Note, too, that depending on the NVMe design, a write in non-volatile cache may not be considered "safe", because the chances of the non-volatile cache being corrupted are too high. At least one device I've looked at with non-volatile cache has a clear statement that the non-volatile cache is only safe during a commanded shutdown of the device, and not a power loss event, because the microcontroller may scribble over non-volatile cache during power loss.

How much would it cost for every NVMe drive to have a non-volatile cache?

Posted Mar 9, 2026 16:20 UTC (Mon) by Wol (subscriber, #4433) [Link] (1 responses)

> You can't just make the device only have non-volatile cache, because the performance characteristics of non-volatile memory aren't what you need when you're doing things like "read 1 MiB from the main flash, replace 4 KiB with this new change, write 1 MiB to a new location, mark the original 1 MiB as safe to erase".

Did NVRAM use to be 4KiB blocks? Can you still get it?

Okay, I don't know the cost implications, but couldn't you write your 4K updates to a 4K NVRAM cache, and then use normal DRAM as your cache for actually doing your "read 1MiB in, update 4K, write 1 MiB out"? And then you just need to be able to flush your incoming data to the 4K NVRAM on a power fail, which is an easier problem than flushing everything to the permanent backing store?

(And have a "here is a 1MiB write" command, so if the OS is streaming data to disk it can still send data in chunks that match the NVMe block size for efficiency).

Cheers,
Wol

How much would it cost for every NVMe drive to have a non-volatile cache?

Posted Mar 9, 2026 16:32 UTC (Mon) by farnz (subscriber, #17727) [Link]

You can get various forms of flash with different block sizes; the smaller the blocks, the more expensive it becomes per byte, and the faster you want it, the more expensive it gets.

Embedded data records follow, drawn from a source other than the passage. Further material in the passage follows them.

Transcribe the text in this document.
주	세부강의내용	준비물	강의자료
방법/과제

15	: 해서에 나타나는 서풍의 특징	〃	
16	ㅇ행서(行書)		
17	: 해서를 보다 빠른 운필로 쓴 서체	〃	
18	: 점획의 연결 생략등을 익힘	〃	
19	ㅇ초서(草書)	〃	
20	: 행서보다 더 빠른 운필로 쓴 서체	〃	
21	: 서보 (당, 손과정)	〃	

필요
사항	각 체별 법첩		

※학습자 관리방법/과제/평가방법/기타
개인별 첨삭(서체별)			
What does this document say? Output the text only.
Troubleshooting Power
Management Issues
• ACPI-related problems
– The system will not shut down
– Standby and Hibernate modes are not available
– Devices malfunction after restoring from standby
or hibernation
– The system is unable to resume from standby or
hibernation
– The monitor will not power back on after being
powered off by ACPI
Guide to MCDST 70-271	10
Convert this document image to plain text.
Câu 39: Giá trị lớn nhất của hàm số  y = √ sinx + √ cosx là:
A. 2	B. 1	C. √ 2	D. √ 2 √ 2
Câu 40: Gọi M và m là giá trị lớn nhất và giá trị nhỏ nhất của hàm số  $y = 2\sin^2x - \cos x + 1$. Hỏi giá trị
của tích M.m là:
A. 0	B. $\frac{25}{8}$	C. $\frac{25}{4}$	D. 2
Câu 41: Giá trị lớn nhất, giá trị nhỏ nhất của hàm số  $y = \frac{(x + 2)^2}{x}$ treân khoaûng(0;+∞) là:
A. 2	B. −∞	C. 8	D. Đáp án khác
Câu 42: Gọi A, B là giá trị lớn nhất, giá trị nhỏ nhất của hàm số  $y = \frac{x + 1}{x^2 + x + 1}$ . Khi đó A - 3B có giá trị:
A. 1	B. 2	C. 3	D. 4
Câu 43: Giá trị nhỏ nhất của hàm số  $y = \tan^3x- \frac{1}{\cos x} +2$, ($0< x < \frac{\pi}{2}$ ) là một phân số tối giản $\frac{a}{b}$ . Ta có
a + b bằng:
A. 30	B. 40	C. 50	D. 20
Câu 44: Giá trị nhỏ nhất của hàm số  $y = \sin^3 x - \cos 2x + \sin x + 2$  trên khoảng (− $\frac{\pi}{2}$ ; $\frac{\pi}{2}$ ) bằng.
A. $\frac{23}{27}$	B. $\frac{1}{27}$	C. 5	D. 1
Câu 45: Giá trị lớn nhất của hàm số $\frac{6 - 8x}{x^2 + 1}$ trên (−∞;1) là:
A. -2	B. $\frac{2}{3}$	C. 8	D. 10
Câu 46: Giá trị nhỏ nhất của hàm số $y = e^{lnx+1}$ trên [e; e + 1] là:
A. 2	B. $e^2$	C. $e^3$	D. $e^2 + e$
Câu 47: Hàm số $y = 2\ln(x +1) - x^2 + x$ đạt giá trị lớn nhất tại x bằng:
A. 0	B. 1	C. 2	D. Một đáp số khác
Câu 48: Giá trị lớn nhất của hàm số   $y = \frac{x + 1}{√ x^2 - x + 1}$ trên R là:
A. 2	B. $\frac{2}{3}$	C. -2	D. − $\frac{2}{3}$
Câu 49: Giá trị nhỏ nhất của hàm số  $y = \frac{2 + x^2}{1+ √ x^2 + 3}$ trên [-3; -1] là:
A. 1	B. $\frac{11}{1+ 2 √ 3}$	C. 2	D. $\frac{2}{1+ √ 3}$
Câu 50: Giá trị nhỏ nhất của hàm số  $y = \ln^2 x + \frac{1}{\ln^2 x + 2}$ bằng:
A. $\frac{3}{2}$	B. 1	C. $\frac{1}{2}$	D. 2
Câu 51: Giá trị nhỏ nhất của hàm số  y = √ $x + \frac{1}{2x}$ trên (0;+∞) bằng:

But the problem is that you don't have just 4K of updates at a time to handle - a high performance NVMe drive is handling gigabytes of unwritten data in its volatile cache, and having gigabytes of very fast flash is expensive, as compared to gigabytes of RAM, gigabytes of reasonably fast flash, and a supercapacitor to let you flush the RAM to the fast flash before you lose power completely. However, even that's going to be significant - doing it with pSLC flash will add maybe $30 to your $100/TiB NVMe SSD, more if you want a bigger cache (useful for performance).

Other use cases

Posted Mar 4, 2026 19:06 UTC (Wed) by TheJH (subscriber, #101155) [Link] (1 responses)

though such a file manager could also, after finishing a copy operation, fsync() all the copied files, or if that's too much, syncfs() the entire filesystem, before indicating to the user that the operation has completed...

Other use cases

Posted Mar 4, 2026 20:11 UTC (Wed) by farnz (subscriber, #17727) [Link]

Ideally, though, the file manager wants to report progress to the user - which means that you want notifications for fsync progress, not just write progress. That pushes you in the direction of sync_file_range, too - you'd end up submitting a series of sync_file_range(fd, offset, len, SYNC_FILE_RANGE_WAIT_BEFORE | SYNC_FILE_RANGE_WRITE | SYNC_FILE_RANGE_WAIT_AFTER) operations to get you progress, then an fsync to sync the file metadata, then either a syncfs or a set of fsyncs on directories to ensure that the file is safely on disk.

Related thought

Posted Mar 3, 2026 20:33 UTC (Tue) by IanKelling (subscriber, #89418) [Link]

Lately, I've done some learning about different filesystems and found LWN articles to be immensely valuable. In this area, it is really filling a hole, please keep it up.